[sdiy] improved dynamic range diffpair-vca
Magnus Danielson
cfmd at bredband.net
Tue Apr 24 23:35:56 CEST 2007
From: np <np at planetarc.de>
Subject: [sdiy] improved dynamic range diffpair-vca
Date: Tue, 24 Apr 2007 23:08:18 +0200
Message-ID: <462E71C2.8060001 at planetarc.de>
Hi Nils,
> Hi list, and hello to some old-timers who remember me.. I've been away
> from the list for several years....
It's been a long time! Welcome back!
> Is anyone familiar with this circuit here:
>
> http://www5b.biglobe.ne.jp/~houshu/synth/Vca0302.gif
>
> It's a long tailed pair with two extra transistors working as diodes.
> Not the same configuration as the linearization diodes we have in some
> OTA's. I gave it a try using a CA3046 transistor array, and it just
> magically works. I can drive the input up to 50mVpp with low distortion.

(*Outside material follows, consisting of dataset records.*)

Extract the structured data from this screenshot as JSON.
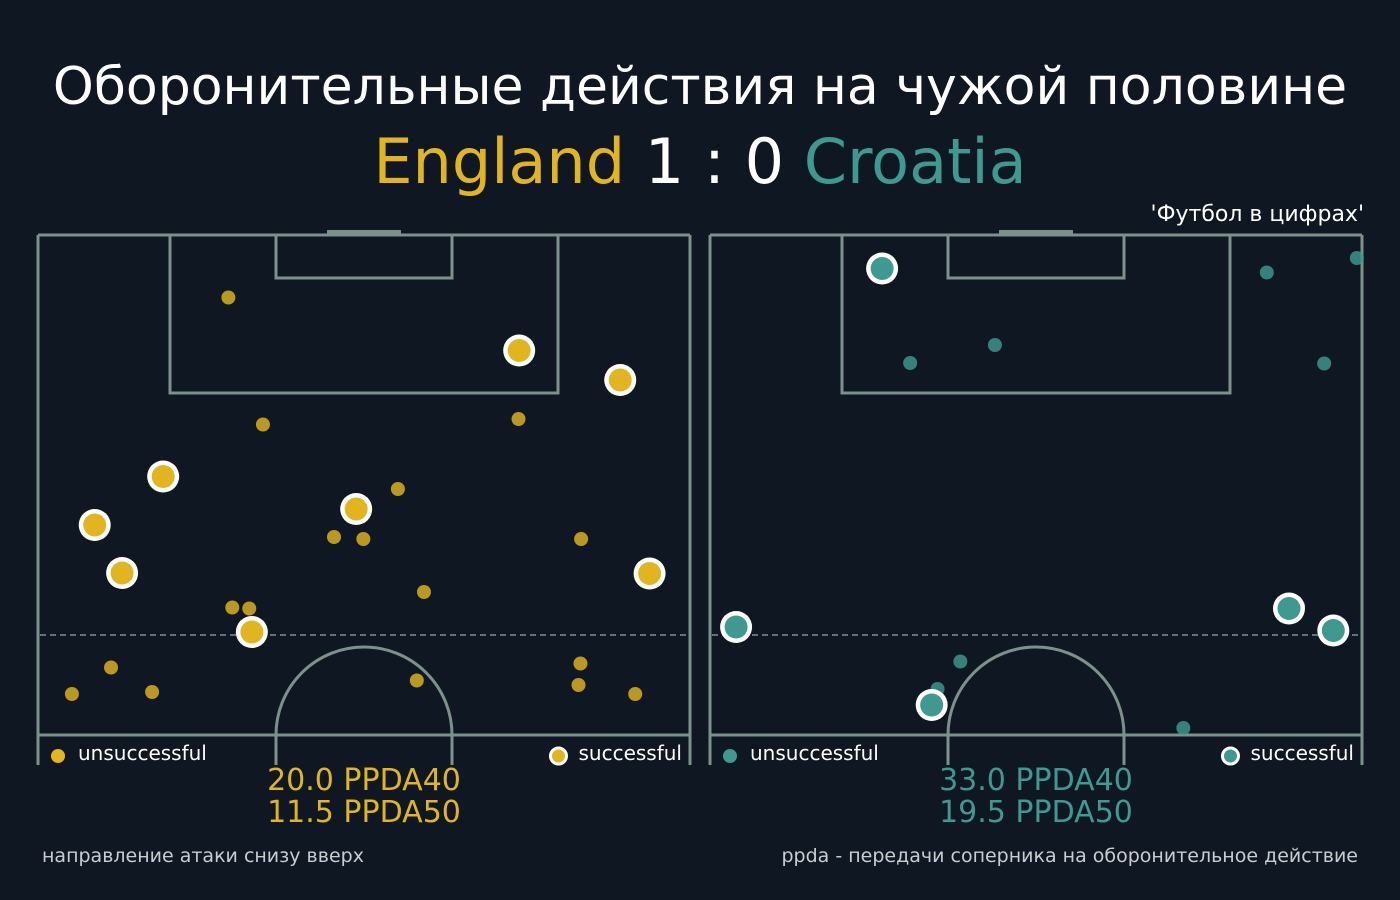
{
  "title": "Оборонительные действия на чужой половине",
  "score": {
    "home_team": "England",
    "home_goals": "1",
    "separator": ":",
    "away_goals": "0",
    "away_team": "Croatia"
  },
  "source": "'Футбол в цифрах'",
  "colors": {
    "background": "#0f1822",
    "pitch_lines": "#7d918c",
    "england": "#e2b520",
    "croatia": "#3e9990",
    "text": "#ffffff"
  },
  "legend": {
    "unsuccessful": "unsuccessful",
    "successful": "successful"
  },
  "footnotes": {
    "left": "направление атаки снизу вверх",
    "right": "ppda - передачи соперника на оборонительное действие"
  },
  "chart_data": [
    {
      "type": "scatter",
      "team": "England",
      "x_range": [
        0,
        100
      ],
      "y_range": [
        0,
        100
      ],
      "ppda40_label": "20.0 PPDA40",
      "ppda50_label": "11.5 PPDA50",
      "series": [
        {
          "name": "unsuccessful",
          "points": [
            [
              29.2,
              87.5
            ],
            [
              34.5,
              62.1
            ],
            [
              73.7,
              63.2
            ],
            [
              55.2,
              49.2
            ],
            [
              45.4,
              39.6
            ],
            [
              49.9,
              39.2
            ],
            [
              83.3,
              39.2
            ],
            [
              29.8,
              25.5
            ],
            [
              32.4,
              25.3
            ],
            [
              59.2,
              28.6
            ],
            [
              11.2,
              13.5
            ],
            [
              5.2,
              8.2
            ],
            [
              17.5,
              8.6
            ],
            [
              58.1,
              10.9
            ],
            [
              83.2,
              14.3
            ],
            [
              82.9,
              10.0
            ],
            [
              91.6,
              8.2
            ]
          ]
        },
        {
          "name": "successful",
          "points": [
            [
              73.8,
              76.9
            ],
            [
              89.3,
              71.0
            ],
            [
              19.2,
              51.7
            ],
            [
              48.8,
              45.2
            ],
            [
              8.7,
              42.0
            ],
            [
              12.9,
              32.4
            ],
            [
              93.8,
              32.3
            ],
            [
              32.8,
              20.6
            ]
          ]
        }
      ]
    },
    {
      "type": "scatter",
      "team": "Croatia",
      "x_range": [
        0,
        100
      ],
      "y_range": [
        0,
        100
      ],
      "ppda40_label": "33.0 PPDA40",
      "ppda50_label": "19.5 PPDA50",
      "series": [
        {
          "name": "unsuccessful",
          "points": [
            [
              30.7,
              74.4
            ],
            [
              43.7,
              78.0
            ],
            [
              85.4,
              92.5
            ],
            [
              99.2,
              95.4
            ],
            [
              94.2,
              74.3
            ],
            [
              90.2,
              25.8
            ],
            [
              38.4,
              14.7
            ],
            [
              34.9,
              9.2
            ],
            [
              72.6,
              1.4
            ]
          ]
        },
        {
          "name": "successful",
          "points": [
            [
              26.4,
              93.3
            ],
            [
              4.0,
              21.6
            ],
            [
              88.8,
              25.3
            ],
            [
              95.6,
              20.9
            ],
            [
              34.0,
              6.0
            ]
          ]
        }
      ]
    }
  ]
}
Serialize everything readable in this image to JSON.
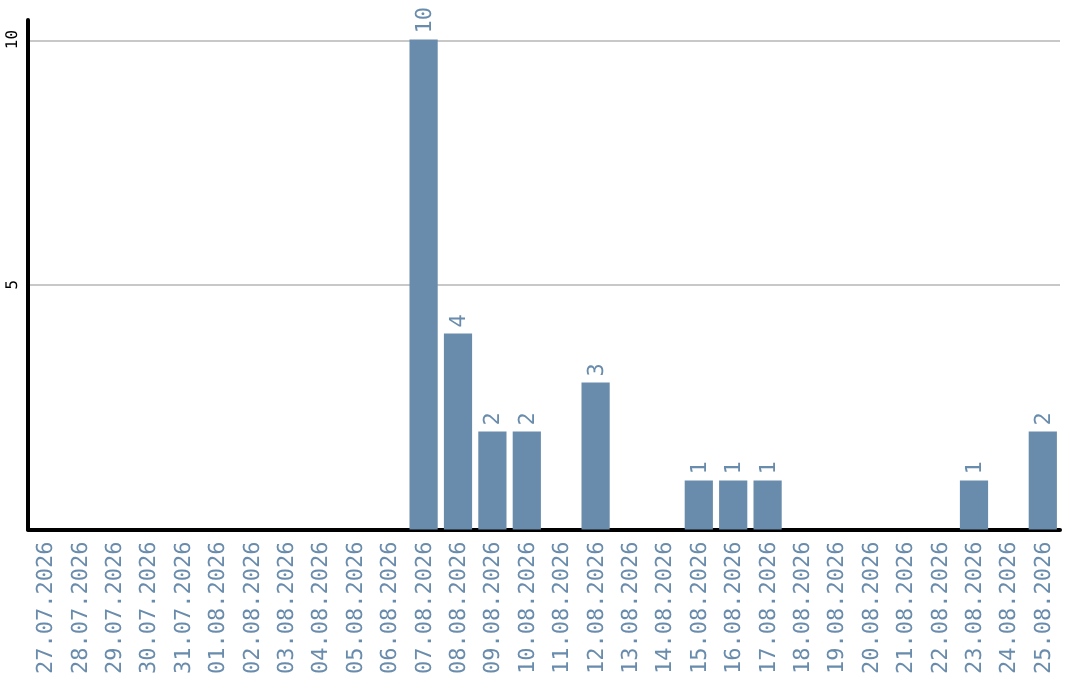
{
  "chart_data": {
    "type": "bar",
    "categories": [
      "27.07.2026",
      "28.07.2026",
      "29.07.2026",
      "30.07.2026",
      "31.07.2026",
      "01.08.2026",
      "02.08.2026",
      "03.08.2026",
      "04.08.2026",
      "05.08.2026",
      "06.08.2026",
      "07.08.2026",
      "08.08.2026",
      "09.08.2026",
      "10.08.2026",
      "11.08.2026",
      "12.08.2026",
      "13.08.2026",
      "14.08.2026",
      "15.08.2026",
      "16.08.2026",
      "17.08.2026",
      "18.08.2026",
      "19.08.2026",
      "20.08.2026",
      "21.08.2026",
      "22.08.2026",
      "23.08.2026",
      "24.08.2026",
      "25.08.2026"
    ],
    "values": [
      0,
      0,
      0,
      0,
      0,
      0,
      0,
      0,
      0,
      0,
      0,
      10,
      4,
      2,
      2,
      0,
      3,
      0,
      0,
      1,
      1,
      1,
      0,
      0,
      0,
      0,
      0,
      1,
      0,
      2
    ],
    "value_labels": [
      null,
      null,
      null,
      null,
      null,
      null,
      null,
      null,
      null,
      null,
      null,
      "10",
      "4",
      "2",
      "2",
      null,
      "3",
      null,
      null,
      "1",
      "1",
      "1",
      null,
      null,
      null,
      null,
      null,
      "1",
      null,
      "2"
    ],
    "color": "#6a8cac",
    "ylim": [
      0,
      10.4
    ],
    "yticks": [
      {
        "value": 0,
        "label": null
      },
      5,
      10
    ],
    "grid": "y"
  }
}
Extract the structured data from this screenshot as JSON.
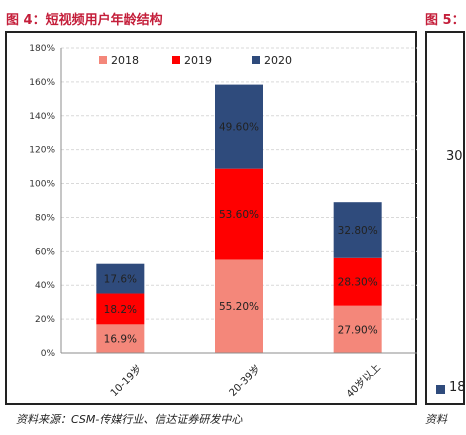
{
  "figure": {
    "title": "图 4：短视频用户年龄结构",
    "right_title": "图 5：",
    "right_fragment_mid": "30",
    "right_fragment_bottom": "18",
    "source": "资料来源：CSM-传媒行业、信达证券研发中心",
    "right_source": "资料"
  },
  "chart_data": {
    "type": "bar",
    "stacked": true,
    "title": "",
    "xlabel": "",
    "ylabel": "",
    "categories": [
      "10-19岁",
      "20-39岁",
      "40岁以上"
    ],
    "series": [
      {
        "name": "2018",
        "values": [
          16.9,
          55.2,
          27.9
        ],
        "labels": [
          "16.9%",
          "55.20%",
          "27.90%"
        ],
        "color": "#f4877a"
      },
      {
        "name": "2019",
        "values": [
          18.2,
          53.6,
          28.3
        ],
        "labels": [
          "18.2%",
          "53.60%",
          "28.30%"
        ],
        "color": "#ff0000"
      },
      {
        "name": "2020",
        "values": [
          17.6,
          49.6,
          32.8
        ],
        "labels": [
          "17.6%",
          "49.60%",
          "32.80%"
        ],
        "color": "#2f4b7c"
      }
    ],
    "ylim": [
      0,
      180
    ],
    "yticks": [
      0,
      20,
      40,
      60,
      80,
      100,
      120,
      140,
      160,
      180
    ],
    "ytick_labels": [
      "0%",
      "20%",
      "40%",
      "60%",
      "80%",
      "100%",
      "120%",
      "140%",
      "160%",
      "180%"
    ],
    "grid": true,
    "legend_position": "top"
  }
}
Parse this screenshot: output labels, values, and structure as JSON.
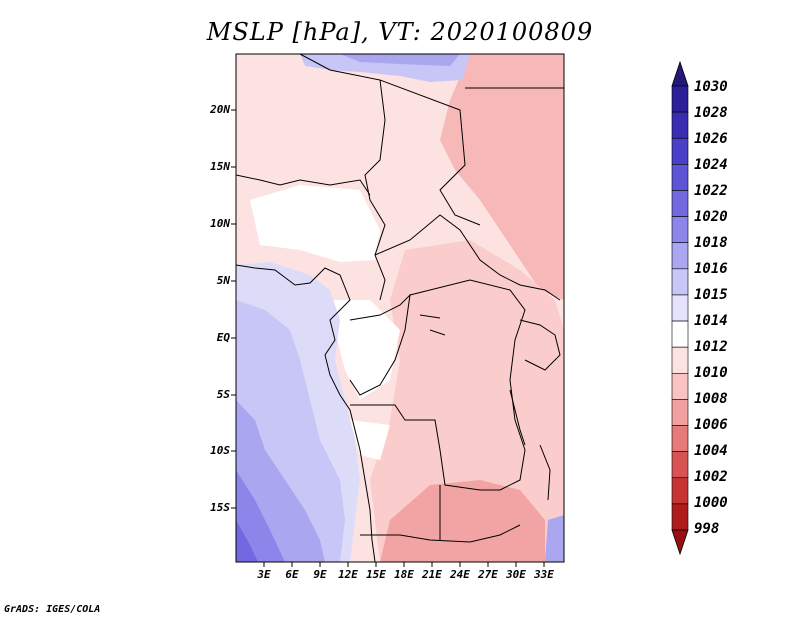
{
  "title": "MSLP [hPa], VT: 2020100809",
  "lat_labels": [
    "20N",
    "15N",
    "10N",
    "5N",
    "EQ",
    "5S",
    "10S",
    "15S"
  ],
  "lon_labels": [
    "3E",
    "6E",
    "9E",
    "12E",
    "15E",
    "18E",
    "21E",
    "24E",
    "27E",
    "30E",
    "33E"
  ],
  "colorbar": {
    "labels": [
      "1030",
      "1028",
      "1026",
      "1024",
      "1022",
      "1020",
      "1018",
      "1016",
      "1015",
      "1014",
      "1012",
      "1010",
      "1008",
      "1006",
      "1004",
      "1002",
      "1000",
      "998"
    ],
    "colors": [
      "#241878",
      "#2d1f9a",
      "#3a2db4",
      "#4a3fc8",
      "#5d55d6",
      "#7268e0",
      "#8d86ea",
      "#aaa6f0",
      "#c8c6f6",
      "#e4e3fb",
      "#ffffff",
      "#fde2e2",
      "#f9c3c3",
      "#f2a0a0",
      "#e67a7a",
      "#d85454",
      "#c83434",
      "#b01c1c",
      "#991010"
    ]
  },
  "credit": "GrADS: IGES/COLA"
}
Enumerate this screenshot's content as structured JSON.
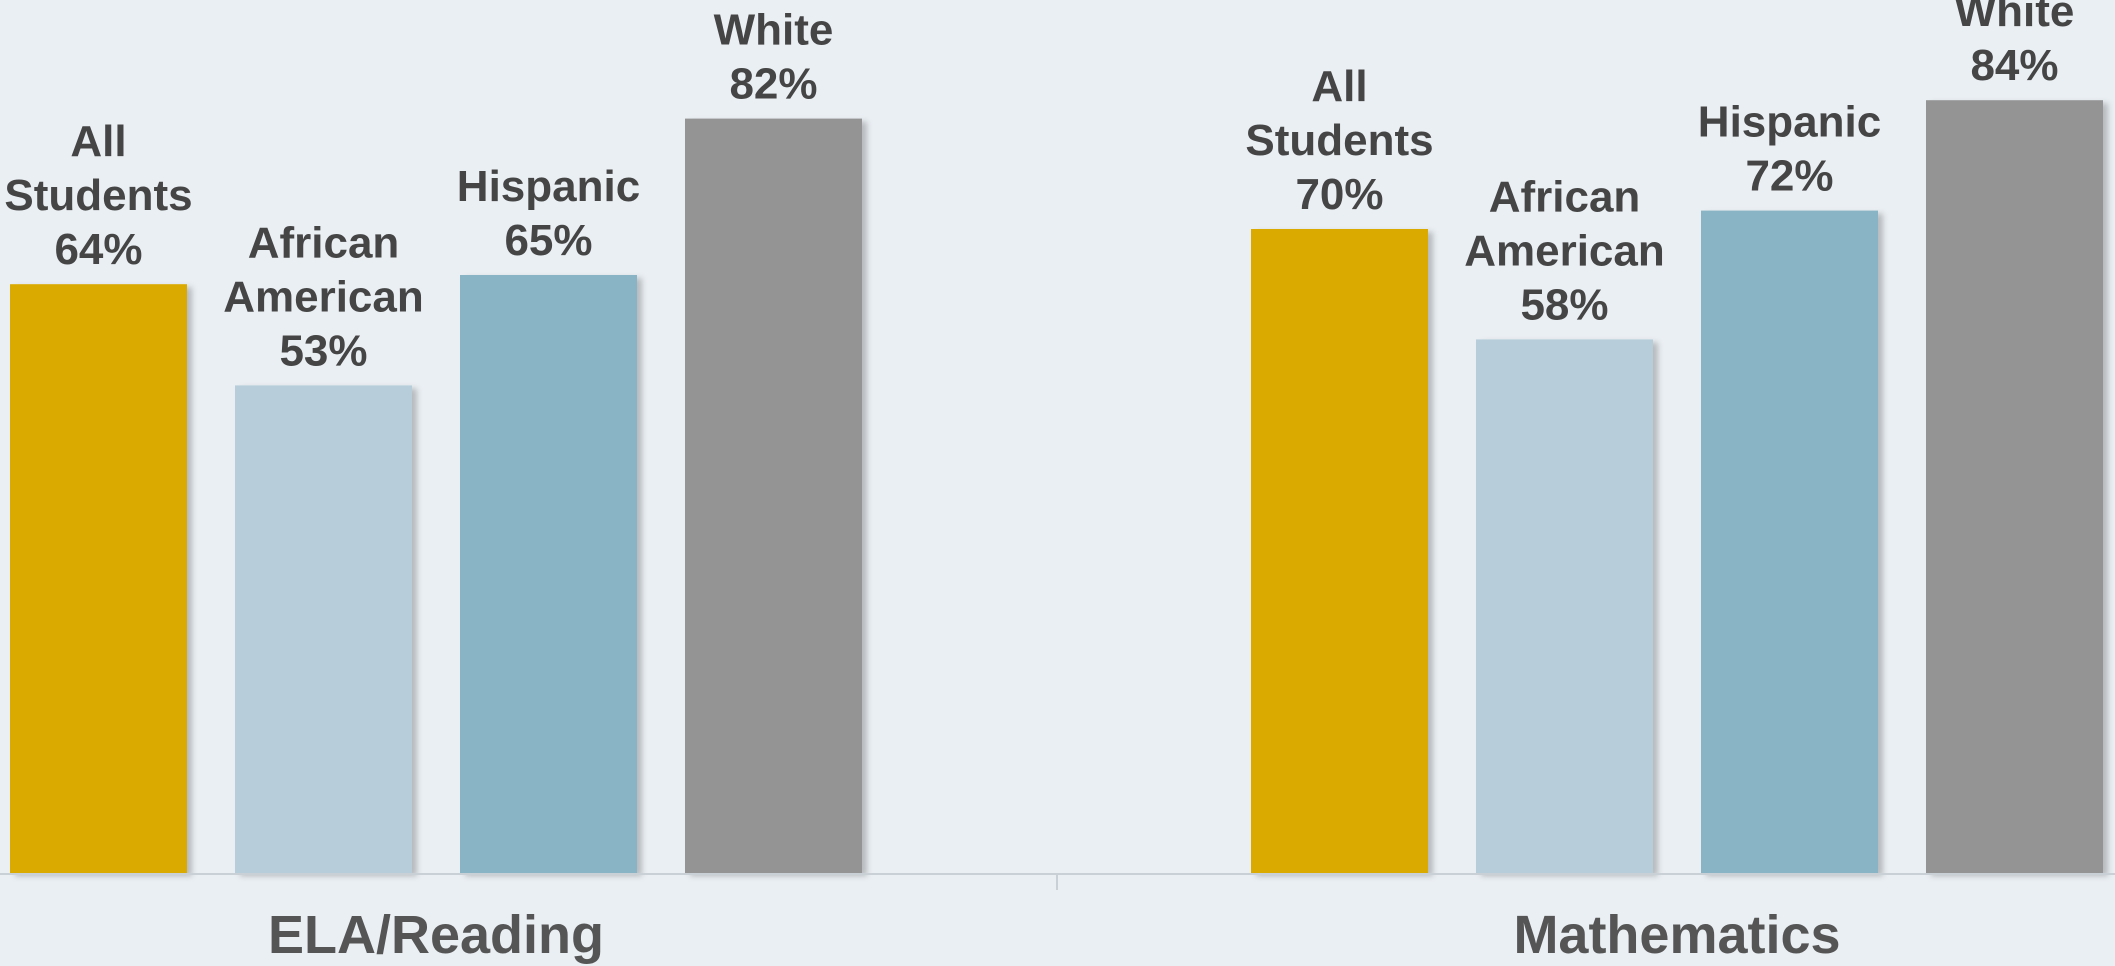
{
  "chart_data": {
    "type": "bar",
    "categories": [
      "ELA/Reading",
      "Mathematics"
    ],
    "ylim": [
      0,
      100
    ],
    "grid": false,
    "title": "",
    "xlabel": "",
    "ylabel": "",
    "series": [
      {
        "name": "All Students",
        "label_lines": [
          "All",
          "Students"
        ],
        "color": "#dbaa00",
        "values": [
          64,
          70
        ],
        "value_labels": [
          "64%",
          "70%"
        ]
      },
      {
        "name": "African American",
        "label_lines": [
          "African",
          "American"
        ],
        "color": "#b7ceda",
        "values": [
          53,
          58
        ],
        "value_labels": [
          "53%",
          "58%"
        ]
      },
      {
        "name": "Hispanic",
        "label_lines": [
          "Hispanic"
        ],
        "color": "#88b4c6",
        "values": [
          65,
          72
        ],
        "value_labels": [
          "65%",
          "72%"
        ]
      },
      {
        "name": "White",
        "label_lines": [
          "White"
        ],
        "color": "#949494",
        "values": [
          82,
          84
        ],
        "value_labels": [
          "82%",
          "84%"
        ]
      }
    ],
    "colors": {
      "background": "#eaeff3",
      "axis": "#c9d0d6",
      "label_text": "#454545",
      "group_text": "#555555"
    }
  }
}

> Nearly twice as much as without the extra trannies.
>
> To me that looks almost like a free meal. Where's the drawback?
>
> And could someone please shed some light on why these "diodes" work and
> what they do? They somehow linearize the input for sure, but I have no
> clue what exactly is going on here.
It is actually quite simple. You require twice as much Vbe to acheive the same
current, the resulting arctanh function thus scale the input differently.
That's what's happening. The Ice current is the same for both diodes.
The obvious drawback is that you require additional trannies. You also want
them to be arrays such as 3046 for thermal coupling.
6 dB more is good. However, how can we make it take towards 10-20 Vpp signals?
How about some clever Vbe/Ice scaling or something? Such that Instead of doing
+ 1 diode-voltage you get + 200 or something. I am thinking in terms of tossing
in some resistors for the additional transistors. Using that and some
linearization and you should have a large-signal linear solution in your hands.